Audio version now available.
“You said we would only be there for a little while. A couple of beers, you said. The kids and I left you there at almost midnight. When you stumbled in at 2am, fell up the back stairs, and started calling my name, I was afraid you were going to wake the kids. I didn’t want them to see you like that. I didn’t want them to see me as angry as I was.” My wife brought up that memory more than once.
I used to ask her why she couldn’t get out of the past. “You are stuck, Sheri. That was years ago. I’ve been sober for a long time. Why can’t you be proud of the man I’ve become?”

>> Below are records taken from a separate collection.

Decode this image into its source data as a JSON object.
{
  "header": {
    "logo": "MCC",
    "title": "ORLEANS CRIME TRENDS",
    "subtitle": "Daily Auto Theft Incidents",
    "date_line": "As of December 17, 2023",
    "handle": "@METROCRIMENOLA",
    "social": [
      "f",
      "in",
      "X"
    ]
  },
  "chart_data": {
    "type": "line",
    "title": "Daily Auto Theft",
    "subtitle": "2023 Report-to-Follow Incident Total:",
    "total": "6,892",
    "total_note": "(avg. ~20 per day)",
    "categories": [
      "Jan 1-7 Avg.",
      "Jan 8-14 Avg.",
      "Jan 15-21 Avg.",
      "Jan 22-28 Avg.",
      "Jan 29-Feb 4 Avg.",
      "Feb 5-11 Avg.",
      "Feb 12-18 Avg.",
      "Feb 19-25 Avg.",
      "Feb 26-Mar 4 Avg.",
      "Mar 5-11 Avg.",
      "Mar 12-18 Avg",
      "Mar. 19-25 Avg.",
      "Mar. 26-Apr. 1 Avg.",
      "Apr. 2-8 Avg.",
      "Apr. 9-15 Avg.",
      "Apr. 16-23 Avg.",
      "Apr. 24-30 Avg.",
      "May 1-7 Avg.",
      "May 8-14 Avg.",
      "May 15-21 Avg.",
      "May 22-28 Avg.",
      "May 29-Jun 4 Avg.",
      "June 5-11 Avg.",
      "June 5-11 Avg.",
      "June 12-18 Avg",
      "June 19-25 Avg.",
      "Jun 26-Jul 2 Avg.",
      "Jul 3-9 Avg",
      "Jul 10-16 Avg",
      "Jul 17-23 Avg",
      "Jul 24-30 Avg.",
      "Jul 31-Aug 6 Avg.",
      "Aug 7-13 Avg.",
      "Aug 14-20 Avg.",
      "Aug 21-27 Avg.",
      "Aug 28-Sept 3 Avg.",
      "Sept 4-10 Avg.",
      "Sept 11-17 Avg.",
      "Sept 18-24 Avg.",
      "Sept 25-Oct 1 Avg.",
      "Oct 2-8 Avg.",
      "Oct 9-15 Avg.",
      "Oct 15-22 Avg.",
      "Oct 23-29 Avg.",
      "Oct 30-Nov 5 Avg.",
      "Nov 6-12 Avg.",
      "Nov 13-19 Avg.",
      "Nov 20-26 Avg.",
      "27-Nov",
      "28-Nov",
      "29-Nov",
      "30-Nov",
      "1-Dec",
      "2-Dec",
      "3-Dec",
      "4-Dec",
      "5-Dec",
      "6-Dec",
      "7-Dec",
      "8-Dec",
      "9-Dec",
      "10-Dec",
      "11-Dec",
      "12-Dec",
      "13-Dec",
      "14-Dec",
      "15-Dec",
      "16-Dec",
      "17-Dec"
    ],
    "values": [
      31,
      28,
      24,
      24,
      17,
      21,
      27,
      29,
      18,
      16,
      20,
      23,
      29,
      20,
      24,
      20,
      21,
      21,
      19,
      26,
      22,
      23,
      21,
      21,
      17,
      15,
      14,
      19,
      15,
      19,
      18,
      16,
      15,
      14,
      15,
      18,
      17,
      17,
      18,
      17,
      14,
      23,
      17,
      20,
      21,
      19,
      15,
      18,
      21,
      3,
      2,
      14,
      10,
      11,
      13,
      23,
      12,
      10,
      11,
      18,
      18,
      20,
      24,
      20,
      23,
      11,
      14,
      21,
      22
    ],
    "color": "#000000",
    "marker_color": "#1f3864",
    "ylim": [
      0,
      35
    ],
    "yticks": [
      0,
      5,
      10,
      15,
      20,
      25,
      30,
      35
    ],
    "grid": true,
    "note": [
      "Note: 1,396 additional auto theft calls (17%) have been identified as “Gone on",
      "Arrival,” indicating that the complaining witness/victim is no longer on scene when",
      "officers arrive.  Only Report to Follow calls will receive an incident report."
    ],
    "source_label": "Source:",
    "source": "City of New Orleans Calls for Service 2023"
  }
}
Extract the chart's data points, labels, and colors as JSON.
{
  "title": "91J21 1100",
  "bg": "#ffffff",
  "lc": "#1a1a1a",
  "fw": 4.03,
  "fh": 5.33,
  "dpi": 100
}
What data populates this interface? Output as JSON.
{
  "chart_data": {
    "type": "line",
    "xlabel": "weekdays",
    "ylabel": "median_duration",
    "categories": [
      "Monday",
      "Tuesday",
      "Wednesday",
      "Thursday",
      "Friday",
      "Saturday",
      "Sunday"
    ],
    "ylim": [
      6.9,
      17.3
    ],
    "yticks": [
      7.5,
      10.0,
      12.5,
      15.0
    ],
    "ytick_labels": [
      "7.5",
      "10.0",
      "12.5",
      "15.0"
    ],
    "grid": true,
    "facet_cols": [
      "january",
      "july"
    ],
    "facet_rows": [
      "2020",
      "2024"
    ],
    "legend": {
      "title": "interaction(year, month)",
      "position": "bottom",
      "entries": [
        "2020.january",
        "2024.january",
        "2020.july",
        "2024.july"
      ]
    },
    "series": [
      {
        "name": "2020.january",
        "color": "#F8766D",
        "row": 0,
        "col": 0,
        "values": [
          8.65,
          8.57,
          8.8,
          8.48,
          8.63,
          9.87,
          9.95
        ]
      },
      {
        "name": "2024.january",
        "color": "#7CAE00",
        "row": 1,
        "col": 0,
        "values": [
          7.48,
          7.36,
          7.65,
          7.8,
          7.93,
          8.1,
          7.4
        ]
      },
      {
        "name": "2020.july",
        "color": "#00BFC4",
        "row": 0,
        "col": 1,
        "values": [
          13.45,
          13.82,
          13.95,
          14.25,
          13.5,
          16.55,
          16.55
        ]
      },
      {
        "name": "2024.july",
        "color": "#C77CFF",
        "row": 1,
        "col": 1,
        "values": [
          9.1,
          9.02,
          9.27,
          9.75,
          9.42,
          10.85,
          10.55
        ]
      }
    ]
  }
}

I felt like such a fraud. The idea that I needed to quit drinking alcohol – that I fit the classification of alcoholic – filled me with doubt and shame. Sure, I was ashamed of the instances when I drank too much, argued with my wife and wasted days nursing dehydration while trying to put together the pieces of the previous night. But I was also petrified with fear that I wasn’t alcoholic enough. I was holding my marriage together, my employment and finances were intact, I had no legal issues and I maintained my house on the weekends just like all my non-addicted neighbors. I was lying and denying if I ignored my condition, but I was a fraud if I claimed the affliction of the gutter bum or someone who drank away his family and possessions. I believed making the self-diagnosis of alcoholic or not alcoholic was a binary choice, and I was stuck firmly in the middle.